In Depth Analysis: CalculatedRisk Newsletter on Real Estate (Ad Free) Read it here.

Monday, August 22, 2005

Merrill Lynch: Housing Prices Poised to Decline

by Calculated Risk on 8/22/2005 11:43:00 AM

Reuters reports:

Prices in the hot U.S. housing market are poised to decline as demand dries up due to the inability of first-time buyers to afford a home, a Merrill Lynch analyst said in a research report on Monday.

"The housing market has become so stretched that the affordability ratio for first-time buyers, the folks who drive the incremental demand in the real estate sector, has deteriorated to levels last seen in the third quarter of 1989," wrote David Rosenberg.

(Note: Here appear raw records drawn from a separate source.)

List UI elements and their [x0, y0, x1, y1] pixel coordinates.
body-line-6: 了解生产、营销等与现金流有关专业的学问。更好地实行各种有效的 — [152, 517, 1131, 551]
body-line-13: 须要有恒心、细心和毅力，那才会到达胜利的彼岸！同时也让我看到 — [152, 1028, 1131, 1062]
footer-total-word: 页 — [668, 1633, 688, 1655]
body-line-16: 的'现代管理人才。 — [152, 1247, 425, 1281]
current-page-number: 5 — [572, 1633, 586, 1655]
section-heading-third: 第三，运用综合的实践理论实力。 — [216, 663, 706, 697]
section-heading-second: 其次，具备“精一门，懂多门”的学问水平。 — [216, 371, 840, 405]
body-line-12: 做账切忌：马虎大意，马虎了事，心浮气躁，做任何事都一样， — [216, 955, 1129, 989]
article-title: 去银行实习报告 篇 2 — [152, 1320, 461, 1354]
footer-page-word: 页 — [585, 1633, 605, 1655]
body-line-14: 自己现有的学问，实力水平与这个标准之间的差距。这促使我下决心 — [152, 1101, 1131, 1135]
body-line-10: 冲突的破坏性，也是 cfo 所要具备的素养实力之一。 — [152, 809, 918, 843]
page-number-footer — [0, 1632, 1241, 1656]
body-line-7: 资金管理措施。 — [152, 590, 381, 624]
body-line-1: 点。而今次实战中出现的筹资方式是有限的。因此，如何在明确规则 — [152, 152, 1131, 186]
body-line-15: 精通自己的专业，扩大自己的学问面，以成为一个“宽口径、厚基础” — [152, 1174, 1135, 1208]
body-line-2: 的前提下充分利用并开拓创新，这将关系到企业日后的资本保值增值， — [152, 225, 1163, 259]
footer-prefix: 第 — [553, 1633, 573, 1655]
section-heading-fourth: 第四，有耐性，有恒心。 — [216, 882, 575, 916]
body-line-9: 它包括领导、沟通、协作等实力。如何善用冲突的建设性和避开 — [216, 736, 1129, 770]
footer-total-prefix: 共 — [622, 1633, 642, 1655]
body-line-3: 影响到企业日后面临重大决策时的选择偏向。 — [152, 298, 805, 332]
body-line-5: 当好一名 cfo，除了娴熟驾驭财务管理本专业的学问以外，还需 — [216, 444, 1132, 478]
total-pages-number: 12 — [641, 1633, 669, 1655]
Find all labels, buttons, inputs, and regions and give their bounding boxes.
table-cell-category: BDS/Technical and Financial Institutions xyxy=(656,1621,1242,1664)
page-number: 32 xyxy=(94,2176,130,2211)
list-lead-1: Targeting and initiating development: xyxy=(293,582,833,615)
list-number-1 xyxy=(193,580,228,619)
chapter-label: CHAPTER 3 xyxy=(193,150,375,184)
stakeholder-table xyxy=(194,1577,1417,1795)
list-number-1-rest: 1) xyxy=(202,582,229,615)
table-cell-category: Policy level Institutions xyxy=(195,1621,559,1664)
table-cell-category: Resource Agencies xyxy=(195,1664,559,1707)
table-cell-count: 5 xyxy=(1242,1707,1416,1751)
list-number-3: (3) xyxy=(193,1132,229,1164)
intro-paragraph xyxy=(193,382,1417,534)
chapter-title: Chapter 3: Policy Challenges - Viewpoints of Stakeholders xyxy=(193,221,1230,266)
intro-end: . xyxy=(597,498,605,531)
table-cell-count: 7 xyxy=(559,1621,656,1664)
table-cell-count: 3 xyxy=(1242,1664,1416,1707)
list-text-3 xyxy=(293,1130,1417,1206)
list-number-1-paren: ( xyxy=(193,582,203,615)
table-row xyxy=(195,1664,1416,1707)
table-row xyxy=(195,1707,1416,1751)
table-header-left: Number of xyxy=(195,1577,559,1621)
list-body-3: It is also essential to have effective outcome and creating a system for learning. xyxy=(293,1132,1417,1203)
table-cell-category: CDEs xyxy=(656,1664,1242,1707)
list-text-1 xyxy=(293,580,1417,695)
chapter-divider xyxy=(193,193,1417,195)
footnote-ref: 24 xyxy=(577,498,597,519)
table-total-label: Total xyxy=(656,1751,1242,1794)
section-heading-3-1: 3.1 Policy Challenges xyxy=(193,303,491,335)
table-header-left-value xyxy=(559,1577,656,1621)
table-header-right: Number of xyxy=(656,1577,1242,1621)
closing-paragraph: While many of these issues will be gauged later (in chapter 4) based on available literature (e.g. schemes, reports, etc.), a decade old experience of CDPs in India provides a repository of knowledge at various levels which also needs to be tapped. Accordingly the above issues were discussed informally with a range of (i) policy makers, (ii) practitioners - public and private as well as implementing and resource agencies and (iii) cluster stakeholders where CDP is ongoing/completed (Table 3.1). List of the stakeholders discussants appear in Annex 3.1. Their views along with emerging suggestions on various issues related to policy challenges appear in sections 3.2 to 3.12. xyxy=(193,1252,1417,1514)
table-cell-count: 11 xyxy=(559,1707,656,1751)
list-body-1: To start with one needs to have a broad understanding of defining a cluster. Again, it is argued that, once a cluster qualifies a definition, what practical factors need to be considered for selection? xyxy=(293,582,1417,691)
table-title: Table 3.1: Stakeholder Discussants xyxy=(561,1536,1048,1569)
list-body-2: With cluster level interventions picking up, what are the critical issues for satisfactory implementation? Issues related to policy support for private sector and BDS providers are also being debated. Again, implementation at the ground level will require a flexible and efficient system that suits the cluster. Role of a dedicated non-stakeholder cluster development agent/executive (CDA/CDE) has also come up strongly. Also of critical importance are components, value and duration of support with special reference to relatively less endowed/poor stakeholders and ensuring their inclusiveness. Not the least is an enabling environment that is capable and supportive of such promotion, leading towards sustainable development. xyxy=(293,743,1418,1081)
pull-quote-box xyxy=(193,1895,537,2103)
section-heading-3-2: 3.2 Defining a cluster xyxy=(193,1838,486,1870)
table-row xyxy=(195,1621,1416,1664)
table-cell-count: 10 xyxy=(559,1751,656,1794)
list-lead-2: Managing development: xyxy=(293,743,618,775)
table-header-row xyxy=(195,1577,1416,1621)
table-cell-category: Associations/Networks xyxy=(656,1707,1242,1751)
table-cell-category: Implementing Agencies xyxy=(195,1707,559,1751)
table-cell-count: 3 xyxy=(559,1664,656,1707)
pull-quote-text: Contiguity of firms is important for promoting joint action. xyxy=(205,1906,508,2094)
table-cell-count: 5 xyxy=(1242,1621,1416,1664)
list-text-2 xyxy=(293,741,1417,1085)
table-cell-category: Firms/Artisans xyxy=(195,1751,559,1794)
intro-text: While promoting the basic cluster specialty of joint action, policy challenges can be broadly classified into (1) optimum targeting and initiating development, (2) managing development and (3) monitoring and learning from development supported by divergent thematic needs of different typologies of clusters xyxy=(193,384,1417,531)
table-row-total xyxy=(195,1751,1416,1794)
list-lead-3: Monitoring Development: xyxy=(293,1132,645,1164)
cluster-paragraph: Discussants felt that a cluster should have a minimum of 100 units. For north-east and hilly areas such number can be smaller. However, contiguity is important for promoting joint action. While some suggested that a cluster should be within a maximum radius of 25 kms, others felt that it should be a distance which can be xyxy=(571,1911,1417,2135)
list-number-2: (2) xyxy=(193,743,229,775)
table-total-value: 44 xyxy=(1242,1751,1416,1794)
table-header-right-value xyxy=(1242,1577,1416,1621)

The price of an average starter home in the United States has climbed 14 percent over the past year, while the average income for the first-time buyer family has risen just 4 percent, Rosenberg said, calling that an "unprecedented gap."

In the third quarter of 1989, bids evaporated and new home sales dropped 20 percent the following year in response to lofty prices that first-time buyers could not afford, the analyst said.

The inventory of unsold new homes rose to a 8.4 months' supply from 7.1 months' and that inventory buildup led to a 5.8 percent drop in the median price of a new home, he said.